Cass. soc., 18 mars 2015, n° 13-19.206

 

L’employeur ne peut pas imposer à ses salariés d’utiliser les repos compensateurs qu’ils ont affectés à leur Compte Epargne Temps (CET).

L’employeur de la société Iveco France, pour éviter un chômage partiel en décembre 2010, a imposé à ses salariés d’utiliser leurs repos compensateurs de remplacement épargnés sur leurs CET, ainsi qu’une partie des JRTT. Plusieurs salariés saisissent le conseil des prud’hommes en vue d’obtenir le remboursement des jours prélevés unilatéralement par l’employeur.

Le conseil des prud’hommes condamne, en dernier ressort, l’employeur au remboursement des jours indûment pris (CPH d’Annonay, 09.04.2013). L’employeur se pourvoit donc en cassation.

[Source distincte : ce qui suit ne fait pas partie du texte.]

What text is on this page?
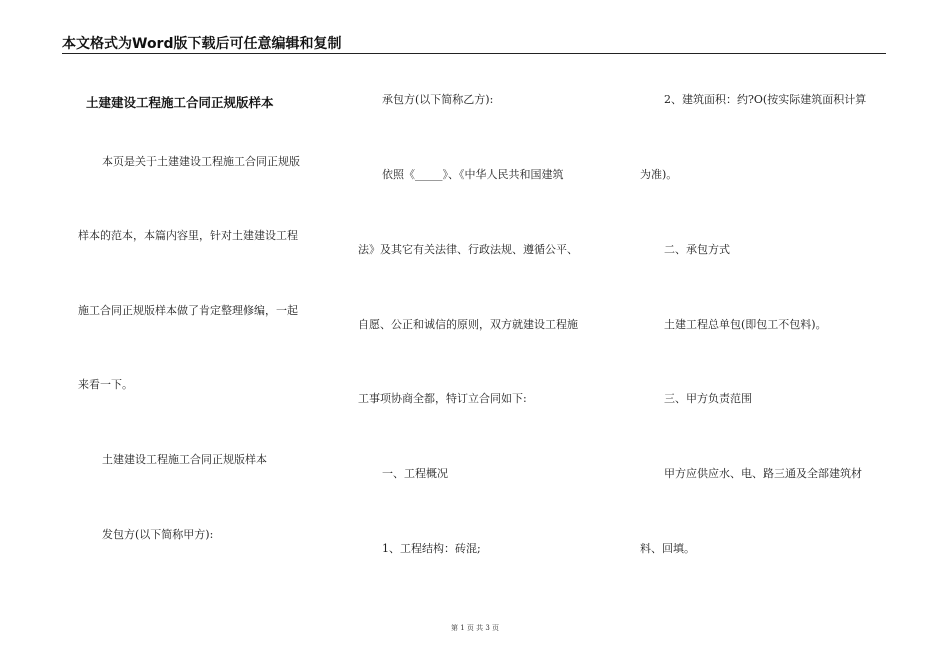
本文格式为Word版下载后可任意编辑和复制
土建建设工程施工合同正规版样本
本页是关于土建建设工程施工合同正规版
样本的范本，本篇内容里，针对土建建设工程
施工合同正规版样本做了肯定整理修编，一起
来看一下。
土建建设工程施工合同正规版样本
发包方(以下简称甲方):
承包方(以下简称乙方):
依照《_____》、《中华人民共和国建筑
法》及其它有关法律、行政法规、遵循公平、
自愿、公正和诚信的原则，双方就建设工程施
工事项协商全都，特订立合同如下:
一、工程概况
1、工程结构：砖混;
2、建筑面积：约?O(按实际建筑面积计算
为准)。
二、承包方式
土建工程总单包(即包工不包料)。
三、甲方负责范围
甲方应供应水、电、路三通及全部建筑材
料、回填。
第 1 页 共 3 页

Concernant les JRTT, l’employeur rappelle que selon l’accord en vigueur, les jours de RTT sont pris, pour partie (35 %), à l’initiative du salarié avec l’accord de la direction, et pour l’autre partie (65%), imposée par l’employeur. Par ailleurs, ces jours doivent être pris sur l’année civile d’acquisition. Dès lors, dans son pouvoir de direction et de bonne gestion de l’entreprise, l’employeur a estimé qu’il était en droit, pour une période exceptionnelle (baisse d’activité), d’imposer la prise des JRTT sans obtenir l’accord des salariés. Sur ce point, la Cour de cassation valide la position du jugement rendu en dernier ressort. L’employeur aurait du obtenir l’accord exprès des salariés :  « qu’en décidant que l’employeur ne pouvait utiliser les JRTT individuels qu’avec l’accord exprès des salariés concernés, le conseil de prud’hommes, qui a condamné l’employeur à payer une somme correspondant aux jours de congés prélevés indûment sur les JRTT individuels, a fait une exacte application des dispositions de l’accord ».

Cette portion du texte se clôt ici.